BruMa: Celebrating Milton Nascimento, by Pierre Giroux, All About Jazz

Antonio Adolfo and Milton Nascimento are two legends of Brazilian music. These individuals have had a long history of friendship and appreciation, so it should come as no surprise that Adolfo decided to put together an album dedicated to the music of Nascimento. Hence BruMa : Celebrating Milton Nascimento.

The reach and influence of singer/songwriter Milton Nascimento stretches far beyond his native Brazil. Among his many achievements are Grammy Nominations, and Down Beat Polls. Many of his compositions have become standards in his homeland as well as readily recognizable in North America.

Antonio Adolfo is a highly regarded and multi-talented Brazilian musician with a deep appreciation of Nascimento’s influence as an interpreter of Brazilian themes. He has arranged the chosen compositions reverentially, starting with “Fe Cega, Faca Amolada” (Blind Faith, Sharp Knife). The electricity of the number jumps off the disc with the rhythmic cadence established by drummer Rafael Barata and an over the top solo from tenor saxophonist Marcelo Martins.

There is an interesting change of pace with the following track, “Nada Sera Como Antes”(Nothing Will Be As It Was), as it slides along as a jazz shuffle, remainging in keeping with the overall theme of the session. Pianist Adolfo chips in with a nifty solo, does as alto saxophonist Danilo Sinna.

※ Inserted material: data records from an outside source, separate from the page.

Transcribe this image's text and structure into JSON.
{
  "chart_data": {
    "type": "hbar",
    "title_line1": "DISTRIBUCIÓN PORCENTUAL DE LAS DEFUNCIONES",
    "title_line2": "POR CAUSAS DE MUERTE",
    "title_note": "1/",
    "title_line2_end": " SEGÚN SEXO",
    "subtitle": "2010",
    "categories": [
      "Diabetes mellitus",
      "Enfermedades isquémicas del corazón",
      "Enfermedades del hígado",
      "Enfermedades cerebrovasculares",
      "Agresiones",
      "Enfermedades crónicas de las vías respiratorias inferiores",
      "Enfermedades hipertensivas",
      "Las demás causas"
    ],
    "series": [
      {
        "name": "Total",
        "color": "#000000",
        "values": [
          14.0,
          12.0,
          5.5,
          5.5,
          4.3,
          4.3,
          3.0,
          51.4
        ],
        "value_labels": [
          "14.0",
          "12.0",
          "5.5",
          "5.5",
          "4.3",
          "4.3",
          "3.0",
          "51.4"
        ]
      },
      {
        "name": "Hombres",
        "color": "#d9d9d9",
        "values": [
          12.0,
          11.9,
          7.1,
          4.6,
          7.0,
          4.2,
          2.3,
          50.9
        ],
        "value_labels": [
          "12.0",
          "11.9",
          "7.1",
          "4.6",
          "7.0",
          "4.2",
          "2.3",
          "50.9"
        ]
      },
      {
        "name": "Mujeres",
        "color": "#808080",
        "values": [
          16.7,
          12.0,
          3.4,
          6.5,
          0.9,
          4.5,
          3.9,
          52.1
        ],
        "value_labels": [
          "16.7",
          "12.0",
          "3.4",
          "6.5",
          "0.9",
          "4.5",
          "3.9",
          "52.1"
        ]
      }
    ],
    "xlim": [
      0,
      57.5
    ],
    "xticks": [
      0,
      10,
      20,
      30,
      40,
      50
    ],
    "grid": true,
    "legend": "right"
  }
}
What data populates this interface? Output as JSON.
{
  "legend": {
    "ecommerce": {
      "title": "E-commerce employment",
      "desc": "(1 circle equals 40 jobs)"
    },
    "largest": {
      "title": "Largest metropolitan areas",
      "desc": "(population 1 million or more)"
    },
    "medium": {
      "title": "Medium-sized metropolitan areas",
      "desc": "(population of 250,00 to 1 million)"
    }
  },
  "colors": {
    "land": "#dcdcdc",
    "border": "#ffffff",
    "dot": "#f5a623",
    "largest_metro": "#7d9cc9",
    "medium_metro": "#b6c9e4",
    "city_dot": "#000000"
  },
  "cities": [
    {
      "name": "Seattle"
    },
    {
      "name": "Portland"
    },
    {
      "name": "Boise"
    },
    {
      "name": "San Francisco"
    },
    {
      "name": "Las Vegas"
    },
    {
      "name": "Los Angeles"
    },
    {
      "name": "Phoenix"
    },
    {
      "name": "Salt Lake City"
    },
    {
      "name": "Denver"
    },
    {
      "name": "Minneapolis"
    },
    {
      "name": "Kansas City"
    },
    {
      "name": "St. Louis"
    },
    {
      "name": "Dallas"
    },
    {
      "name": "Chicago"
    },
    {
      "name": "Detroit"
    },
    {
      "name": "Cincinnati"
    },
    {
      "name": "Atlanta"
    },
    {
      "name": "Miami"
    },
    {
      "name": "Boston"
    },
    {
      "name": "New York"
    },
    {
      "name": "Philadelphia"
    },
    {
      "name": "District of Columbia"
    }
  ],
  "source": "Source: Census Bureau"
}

One might have expected to have more sambas in a Brazilian themed album, but the only one on offer here is “Canção Do Sal” (Salt Song). It is a breezy composition with layers of rhythm, punctuated by a bristling trombone solo from Rafael Rocha and a creative interjection from tenor saxophonist Marcelo Martins.

Brazil is a diverse country, and the musical styles that flow from that diversity provide inspirational choices, such as the Afro-Brazilian rhythms from the state of Bahia on the number entitled “Caxanga.” Anchored in the pulsating beat of the tune, alto saxophonist Danilo Sinna rips off a terrific solo followed by guitarist Lula Galvão.

The final track on this session is “Tristesse”(Sadness). This beautifully portrayed waltz brings the band together through an arrangement that captures their rich and expressive voicing over which the nimble fingers of guitarist Leonardo Amuedo weaves a spell.

This is a tribute from one Brazilian master to another that is filled with emotional energy and extroverted vision.